For us, it’s the holiest day of the year, and it is given over to saying in a hundred different ways, I have sinned.
It isn’t easy to do. But it’s essential to a happy life. I have seen marriages fail, families split apart, friends become estranged, whole communities divided, all because neither side was prepared to say: I got it wrong. Forgive me.
A former American ambassador to Britain, Philip Lader, has run for many years something called Renaissance weekends, gatherings of leaders in every field from scientists to sports stars, business people to politicians, Nobel prize winners to Olympic gold medallists. They meet, talk, and discuss the challenges they face. And what he discovered was that the hardest thing for them to do was to admit that sometimes they got it wrong.
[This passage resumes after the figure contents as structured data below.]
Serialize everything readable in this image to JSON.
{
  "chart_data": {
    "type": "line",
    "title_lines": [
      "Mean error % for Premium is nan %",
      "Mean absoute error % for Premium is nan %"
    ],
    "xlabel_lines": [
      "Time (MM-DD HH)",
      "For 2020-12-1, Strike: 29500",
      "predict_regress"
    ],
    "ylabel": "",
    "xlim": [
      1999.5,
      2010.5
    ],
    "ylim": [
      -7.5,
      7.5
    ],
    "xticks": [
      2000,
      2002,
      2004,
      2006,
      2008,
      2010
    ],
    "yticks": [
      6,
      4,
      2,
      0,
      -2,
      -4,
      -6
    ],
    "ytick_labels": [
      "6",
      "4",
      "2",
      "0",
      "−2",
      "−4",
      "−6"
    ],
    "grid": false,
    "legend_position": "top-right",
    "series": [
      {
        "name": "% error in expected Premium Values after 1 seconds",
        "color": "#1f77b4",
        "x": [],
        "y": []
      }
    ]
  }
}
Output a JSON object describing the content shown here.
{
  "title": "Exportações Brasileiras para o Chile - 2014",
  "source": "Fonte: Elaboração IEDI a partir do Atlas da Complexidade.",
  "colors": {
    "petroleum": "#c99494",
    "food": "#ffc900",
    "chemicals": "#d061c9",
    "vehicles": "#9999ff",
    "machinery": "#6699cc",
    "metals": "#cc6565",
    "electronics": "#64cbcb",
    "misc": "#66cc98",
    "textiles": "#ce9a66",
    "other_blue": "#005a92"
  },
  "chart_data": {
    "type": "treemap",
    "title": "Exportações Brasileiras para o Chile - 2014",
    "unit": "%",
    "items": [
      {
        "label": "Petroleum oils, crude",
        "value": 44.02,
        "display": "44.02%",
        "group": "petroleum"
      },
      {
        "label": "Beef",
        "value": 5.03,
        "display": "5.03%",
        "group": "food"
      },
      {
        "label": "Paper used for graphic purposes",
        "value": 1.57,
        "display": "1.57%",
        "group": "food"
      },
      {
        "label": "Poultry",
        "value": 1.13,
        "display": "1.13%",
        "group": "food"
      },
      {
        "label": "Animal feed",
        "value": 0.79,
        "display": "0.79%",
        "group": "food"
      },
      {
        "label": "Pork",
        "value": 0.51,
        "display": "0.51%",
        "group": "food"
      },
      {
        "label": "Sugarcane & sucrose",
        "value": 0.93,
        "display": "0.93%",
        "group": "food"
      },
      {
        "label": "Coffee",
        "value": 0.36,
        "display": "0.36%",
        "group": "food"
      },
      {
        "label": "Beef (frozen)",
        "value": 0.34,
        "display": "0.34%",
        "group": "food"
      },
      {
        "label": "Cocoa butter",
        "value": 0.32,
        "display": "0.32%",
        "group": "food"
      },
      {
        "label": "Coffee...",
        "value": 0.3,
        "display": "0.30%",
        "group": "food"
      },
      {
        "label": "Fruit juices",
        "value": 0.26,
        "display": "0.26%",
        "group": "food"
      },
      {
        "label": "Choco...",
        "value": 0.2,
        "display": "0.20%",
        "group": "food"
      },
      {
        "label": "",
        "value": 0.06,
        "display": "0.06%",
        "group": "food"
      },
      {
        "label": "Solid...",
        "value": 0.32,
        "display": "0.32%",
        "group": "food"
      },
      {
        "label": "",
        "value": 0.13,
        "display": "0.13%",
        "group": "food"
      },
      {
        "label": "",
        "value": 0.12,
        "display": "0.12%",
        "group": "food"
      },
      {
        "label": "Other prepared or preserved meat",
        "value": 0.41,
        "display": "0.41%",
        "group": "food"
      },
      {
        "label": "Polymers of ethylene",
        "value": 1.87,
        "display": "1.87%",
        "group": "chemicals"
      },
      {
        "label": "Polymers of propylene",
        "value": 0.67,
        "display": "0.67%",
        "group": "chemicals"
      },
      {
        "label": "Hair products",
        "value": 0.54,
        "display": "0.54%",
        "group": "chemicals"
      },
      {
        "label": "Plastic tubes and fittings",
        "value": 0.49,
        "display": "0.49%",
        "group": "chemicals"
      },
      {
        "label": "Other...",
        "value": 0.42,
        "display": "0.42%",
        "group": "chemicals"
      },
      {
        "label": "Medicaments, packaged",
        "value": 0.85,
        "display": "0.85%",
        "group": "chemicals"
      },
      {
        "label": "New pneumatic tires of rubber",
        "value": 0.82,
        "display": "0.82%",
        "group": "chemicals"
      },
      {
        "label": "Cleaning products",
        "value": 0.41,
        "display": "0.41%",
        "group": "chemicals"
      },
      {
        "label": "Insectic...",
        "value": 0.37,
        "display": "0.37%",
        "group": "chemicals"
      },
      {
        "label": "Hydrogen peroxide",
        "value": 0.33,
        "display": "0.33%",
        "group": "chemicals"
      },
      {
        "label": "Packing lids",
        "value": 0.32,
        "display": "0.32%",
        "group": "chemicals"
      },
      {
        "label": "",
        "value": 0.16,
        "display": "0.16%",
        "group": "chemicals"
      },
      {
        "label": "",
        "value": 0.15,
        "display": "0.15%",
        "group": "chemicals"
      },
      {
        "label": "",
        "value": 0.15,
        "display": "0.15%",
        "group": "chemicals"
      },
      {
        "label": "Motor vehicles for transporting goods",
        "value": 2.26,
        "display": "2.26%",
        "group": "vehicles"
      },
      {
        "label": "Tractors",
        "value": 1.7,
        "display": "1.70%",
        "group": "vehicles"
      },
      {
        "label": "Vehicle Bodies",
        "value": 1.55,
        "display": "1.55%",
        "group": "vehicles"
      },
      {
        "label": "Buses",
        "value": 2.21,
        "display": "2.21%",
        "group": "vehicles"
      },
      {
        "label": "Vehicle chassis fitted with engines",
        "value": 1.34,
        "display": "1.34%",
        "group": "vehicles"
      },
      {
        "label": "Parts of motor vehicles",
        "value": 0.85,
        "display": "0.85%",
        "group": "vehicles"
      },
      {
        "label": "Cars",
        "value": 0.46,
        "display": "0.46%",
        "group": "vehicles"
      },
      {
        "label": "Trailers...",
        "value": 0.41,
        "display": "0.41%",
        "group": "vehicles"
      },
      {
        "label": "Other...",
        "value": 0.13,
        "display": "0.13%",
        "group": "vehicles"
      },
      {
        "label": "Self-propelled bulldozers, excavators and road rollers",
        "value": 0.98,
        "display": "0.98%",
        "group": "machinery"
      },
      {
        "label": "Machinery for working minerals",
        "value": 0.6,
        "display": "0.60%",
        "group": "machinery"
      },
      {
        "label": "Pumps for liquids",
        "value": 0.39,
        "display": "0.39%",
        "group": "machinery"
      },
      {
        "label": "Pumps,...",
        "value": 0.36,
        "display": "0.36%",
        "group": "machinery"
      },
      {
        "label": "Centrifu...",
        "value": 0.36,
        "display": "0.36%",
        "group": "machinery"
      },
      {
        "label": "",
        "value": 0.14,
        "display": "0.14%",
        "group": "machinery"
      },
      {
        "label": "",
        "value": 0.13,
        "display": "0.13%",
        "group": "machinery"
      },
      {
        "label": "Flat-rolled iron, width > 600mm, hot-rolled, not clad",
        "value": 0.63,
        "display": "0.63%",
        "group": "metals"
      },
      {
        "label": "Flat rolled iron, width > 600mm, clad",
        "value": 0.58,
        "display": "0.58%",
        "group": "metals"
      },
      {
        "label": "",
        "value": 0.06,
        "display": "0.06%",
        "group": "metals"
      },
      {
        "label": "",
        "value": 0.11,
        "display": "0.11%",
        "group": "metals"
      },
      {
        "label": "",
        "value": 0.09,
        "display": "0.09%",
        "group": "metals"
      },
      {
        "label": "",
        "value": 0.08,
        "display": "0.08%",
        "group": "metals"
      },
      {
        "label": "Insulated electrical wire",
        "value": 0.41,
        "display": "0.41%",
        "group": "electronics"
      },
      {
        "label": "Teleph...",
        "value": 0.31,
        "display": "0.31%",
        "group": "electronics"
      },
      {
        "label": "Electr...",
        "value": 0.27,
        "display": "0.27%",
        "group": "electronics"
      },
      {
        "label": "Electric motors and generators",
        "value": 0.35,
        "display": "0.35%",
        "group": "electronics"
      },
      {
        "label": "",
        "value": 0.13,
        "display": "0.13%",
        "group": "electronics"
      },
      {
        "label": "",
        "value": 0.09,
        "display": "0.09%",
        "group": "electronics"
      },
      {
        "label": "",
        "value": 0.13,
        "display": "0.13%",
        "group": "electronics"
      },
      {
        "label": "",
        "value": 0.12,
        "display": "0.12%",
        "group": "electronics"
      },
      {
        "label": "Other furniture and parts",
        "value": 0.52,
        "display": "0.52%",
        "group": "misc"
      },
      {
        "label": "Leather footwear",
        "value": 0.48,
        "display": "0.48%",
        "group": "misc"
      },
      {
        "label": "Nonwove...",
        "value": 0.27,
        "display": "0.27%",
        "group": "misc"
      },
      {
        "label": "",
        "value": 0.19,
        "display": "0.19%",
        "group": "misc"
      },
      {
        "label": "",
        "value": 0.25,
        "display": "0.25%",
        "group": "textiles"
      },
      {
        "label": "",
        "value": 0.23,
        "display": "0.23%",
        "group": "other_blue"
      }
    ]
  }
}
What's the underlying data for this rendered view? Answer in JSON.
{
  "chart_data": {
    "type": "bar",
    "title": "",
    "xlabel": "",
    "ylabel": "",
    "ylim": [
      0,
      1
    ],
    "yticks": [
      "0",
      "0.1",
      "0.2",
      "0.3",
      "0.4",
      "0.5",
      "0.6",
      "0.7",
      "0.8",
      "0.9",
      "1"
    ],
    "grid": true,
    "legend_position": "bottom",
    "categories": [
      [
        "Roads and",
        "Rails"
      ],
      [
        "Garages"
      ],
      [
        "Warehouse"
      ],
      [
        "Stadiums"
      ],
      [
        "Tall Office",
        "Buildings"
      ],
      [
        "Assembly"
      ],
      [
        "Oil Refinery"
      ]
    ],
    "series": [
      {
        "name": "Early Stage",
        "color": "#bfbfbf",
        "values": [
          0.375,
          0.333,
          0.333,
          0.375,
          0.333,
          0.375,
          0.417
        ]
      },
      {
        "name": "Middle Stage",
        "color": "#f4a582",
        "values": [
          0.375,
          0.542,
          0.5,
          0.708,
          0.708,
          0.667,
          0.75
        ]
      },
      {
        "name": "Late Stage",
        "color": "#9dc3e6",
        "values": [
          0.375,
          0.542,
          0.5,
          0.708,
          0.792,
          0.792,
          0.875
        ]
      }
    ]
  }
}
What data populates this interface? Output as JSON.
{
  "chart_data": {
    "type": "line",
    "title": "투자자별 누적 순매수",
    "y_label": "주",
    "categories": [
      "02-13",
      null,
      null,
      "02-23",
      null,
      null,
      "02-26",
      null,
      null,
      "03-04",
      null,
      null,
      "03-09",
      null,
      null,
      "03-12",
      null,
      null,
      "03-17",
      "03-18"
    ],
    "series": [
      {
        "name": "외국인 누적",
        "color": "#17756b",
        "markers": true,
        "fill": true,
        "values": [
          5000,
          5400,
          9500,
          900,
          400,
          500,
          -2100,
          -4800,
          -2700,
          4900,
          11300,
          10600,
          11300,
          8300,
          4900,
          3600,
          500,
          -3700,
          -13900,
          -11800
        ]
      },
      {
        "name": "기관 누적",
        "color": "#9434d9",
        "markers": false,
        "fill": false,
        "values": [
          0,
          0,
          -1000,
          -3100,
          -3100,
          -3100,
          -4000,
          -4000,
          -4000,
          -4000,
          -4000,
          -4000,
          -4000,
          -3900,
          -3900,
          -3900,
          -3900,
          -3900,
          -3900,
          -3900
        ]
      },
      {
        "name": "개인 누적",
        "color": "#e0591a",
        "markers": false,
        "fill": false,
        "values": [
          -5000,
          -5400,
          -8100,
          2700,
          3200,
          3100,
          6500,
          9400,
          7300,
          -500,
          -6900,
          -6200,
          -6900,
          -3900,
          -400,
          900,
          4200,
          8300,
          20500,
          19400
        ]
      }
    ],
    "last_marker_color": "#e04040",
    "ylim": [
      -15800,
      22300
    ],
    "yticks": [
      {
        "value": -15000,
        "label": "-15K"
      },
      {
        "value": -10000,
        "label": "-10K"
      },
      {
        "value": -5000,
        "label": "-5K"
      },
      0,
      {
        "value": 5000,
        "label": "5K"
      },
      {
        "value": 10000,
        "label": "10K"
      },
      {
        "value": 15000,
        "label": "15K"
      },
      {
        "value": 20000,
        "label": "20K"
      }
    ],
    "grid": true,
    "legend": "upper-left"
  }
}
So he had a brilliant idea. Each year he arranged for the opening session to be a talk by someone really famous, on the subject of My Biggest Blooper, the American for My Greatest Mistake. Somehow when you hear Tiger Woods or Arnold Schwarzenegger saying I got it wrong, it’s easier to admit, so did I.
And that’s what happens on the Day of Atonement. When you see everyone around you in the synagogue saying I have sinned, it’s easier to say, so did I.
We all make mistakes. There’s no one so righteous on earth, says the Book of Ecclesiastes, that they do only good and never sin. Every creative act, every new endeavour, every declaration of love, involves risk, and the possibility of error. God knew that when he created us: the only life form in the universe capable of disobeying his will. Which is why he wrote forgiveness into the script from the beginning. If you admit, says God, I’ll forgive. God’s forgiveness empowers us to take risks, giving us the courage to say, when we need to, I have sinned.